Diabetic Retinopathy Screening
Diabetic retinopathy does not usually affect your vision until it is quite advanced. Research has shown that early detection of diabetic retinopathy and early treatment is much more effective than waiting until the vision has been affected. As such, Diabetic Retinopathy Screening is carried out throughout the UK. This helps to identify early problems before they start to impact on the vision, meaning that any necessary treatment can be carried out earlier and more effectively.
Diabetic retinopathy screening involves taking detailed photographs of the retina of the eye and monitoring it for any changes. This is not the same as your normal eye examination so if you are diabetic, it is important to make diabetic retinopathy screening appointments on an annual basis.
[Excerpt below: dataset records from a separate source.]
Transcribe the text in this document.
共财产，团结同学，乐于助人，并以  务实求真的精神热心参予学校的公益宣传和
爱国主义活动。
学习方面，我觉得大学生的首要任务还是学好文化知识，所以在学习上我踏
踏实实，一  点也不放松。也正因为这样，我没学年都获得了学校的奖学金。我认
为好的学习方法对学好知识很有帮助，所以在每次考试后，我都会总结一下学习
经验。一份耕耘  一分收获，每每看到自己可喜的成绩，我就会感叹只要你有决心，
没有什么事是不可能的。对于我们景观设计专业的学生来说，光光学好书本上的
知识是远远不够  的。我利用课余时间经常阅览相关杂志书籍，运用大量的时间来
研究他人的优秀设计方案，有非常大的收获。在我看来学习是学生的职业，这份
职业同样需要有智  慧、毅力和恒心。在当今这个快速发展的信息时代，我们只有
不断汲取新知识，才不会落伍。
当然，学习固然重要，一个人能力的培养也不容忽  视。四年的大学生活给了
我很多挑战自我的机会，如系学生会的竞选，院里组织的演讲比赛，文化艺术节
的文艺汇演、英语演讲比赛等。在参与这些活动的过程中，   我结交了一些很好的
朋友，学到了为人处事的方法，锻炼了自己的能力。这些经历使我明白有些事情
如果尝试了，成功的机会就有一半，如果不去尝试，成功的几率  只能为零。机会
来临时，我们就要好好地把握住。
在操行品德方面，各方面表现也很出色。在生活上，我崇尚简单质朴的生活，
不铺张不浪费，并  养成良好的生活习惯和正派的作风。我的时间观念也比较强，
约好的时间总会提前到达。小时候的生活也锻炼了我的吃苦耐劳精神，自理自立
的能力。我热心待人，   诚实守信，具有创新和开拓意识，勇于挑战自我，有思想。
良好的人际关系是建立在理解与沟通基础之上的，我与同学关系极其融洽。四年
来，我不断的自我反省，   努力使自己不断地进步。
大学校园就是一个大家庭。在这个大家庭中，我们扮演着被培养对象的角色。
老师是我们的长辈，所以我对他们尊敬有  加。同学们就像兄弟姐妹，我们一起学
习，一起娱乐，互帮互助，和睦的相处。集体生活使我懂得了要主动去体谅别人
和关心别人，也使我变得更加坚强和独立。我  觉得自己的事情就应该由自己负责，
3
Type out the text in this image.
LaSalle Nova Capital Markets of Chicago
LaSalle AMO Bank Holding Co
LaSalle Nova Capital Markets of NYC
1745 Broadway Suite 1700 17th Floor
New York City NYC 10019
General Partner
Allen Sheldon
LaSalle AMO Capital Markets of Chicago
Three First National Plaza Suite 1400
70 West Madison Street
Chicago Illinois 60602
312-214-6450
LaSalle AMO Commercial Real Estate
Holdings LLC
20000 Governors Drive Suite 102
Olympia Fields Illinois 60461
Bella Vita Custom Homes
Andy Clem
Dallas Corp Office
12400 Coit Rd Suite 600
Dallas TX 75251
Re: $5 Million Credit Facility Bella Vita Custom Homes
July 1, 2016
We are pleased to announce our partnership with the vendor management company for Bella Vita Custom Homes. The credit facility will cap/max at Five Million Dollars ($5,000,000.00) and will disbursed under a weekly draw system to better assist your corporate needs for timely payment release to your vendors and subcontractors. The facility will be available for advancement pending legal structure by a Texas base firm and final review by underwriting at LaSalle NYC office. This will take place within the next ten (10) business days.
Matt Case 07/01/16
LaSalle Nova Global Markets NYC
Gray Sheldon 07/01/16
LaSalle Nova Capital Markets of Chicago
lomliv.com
If treatment is needed, it will usually be in the form of laser treatment. This aims to destroy the areas of the retina that have been damaged, reducing the oxygen demand. As the retina does not then need as much oxygen, the new blood vessels will stop growing. This helps to protect the undamaged areas of the retina that remain, and so helps to preserve your vision. Laser treatment cannot usually restore vision that has already been lost so it is essential that any necessary treatment is carried out before the sight is affected.
Who is at risk of developing diabetic retinopathy?
The main things that increase the likelihood of developing diabetic retinopathy are:
- The length of time you have had diabetes. The longer you have been diabetic the more likely you are to develop any complications including diabetic retinopathy.
- Poor control of blood sugars. If your blood sugar is high or very variable you are much more likely to develop diabetic retinopathy.
- Poor control of blood pressure. High or variable blood pressure increases your risk of developing diabetic retinopathy almost as much as high or variable blood sugars.
- Pregnancy. The hormonal changes in pregnancy can cause very quick changes to your eyes and you can develop diabetic retinopathy very quickly. If you are diabetic and thinking of having a baby, be sure to discuss this with your GP. Diabetic retinopathy screening is carried out more often during pregnancy and is often carried out in the hospital system – your GP will ensure you are given the correct care.
Reducing the risk
You can help to prevent the development of diabetic retinopathy by:
- Keeping your blood sugar well under control.
- Keeping your blood pressure well under control.
- Attending your diabetic appointments with your GP or diabetic nurse to monitor your diabetes.
- Stopping smoking.
- Attending regular eye examinations, including your diabetic retinopathy screening appointments.
Other eye problems
Diabetes can also affect the eyes in other ways:
- Cataract: People with diabetes will often develop cataracts earlier than those who are not diabetic.
- Temporary blurring: If your diabetes is not very well controlled you may experience some blurring of your vision that comes and goes. Sometimes this is the first symptom of diabetes. If your Optometrist finds a large change in your spectacle prescription at an eye examination, and you know your blood sugar is not well controlled at the moment, they may suggest waiting until your diabetes has stabilised before changing your glasses.
- Cranial nerve palsies: A 'palsy' can occur in the nerves that control the eye muscles. If this happens, the nerve does not control the eye muscles properly, which means that the eyes no longer work together as a pair. This leads to a sudden onset of double vision – sometimes just when looking in a particular direction. Often this will resolve itself over a period of a few months, but it needs prompt investigation to rule out anything more serious as palsies can be caused by many different things.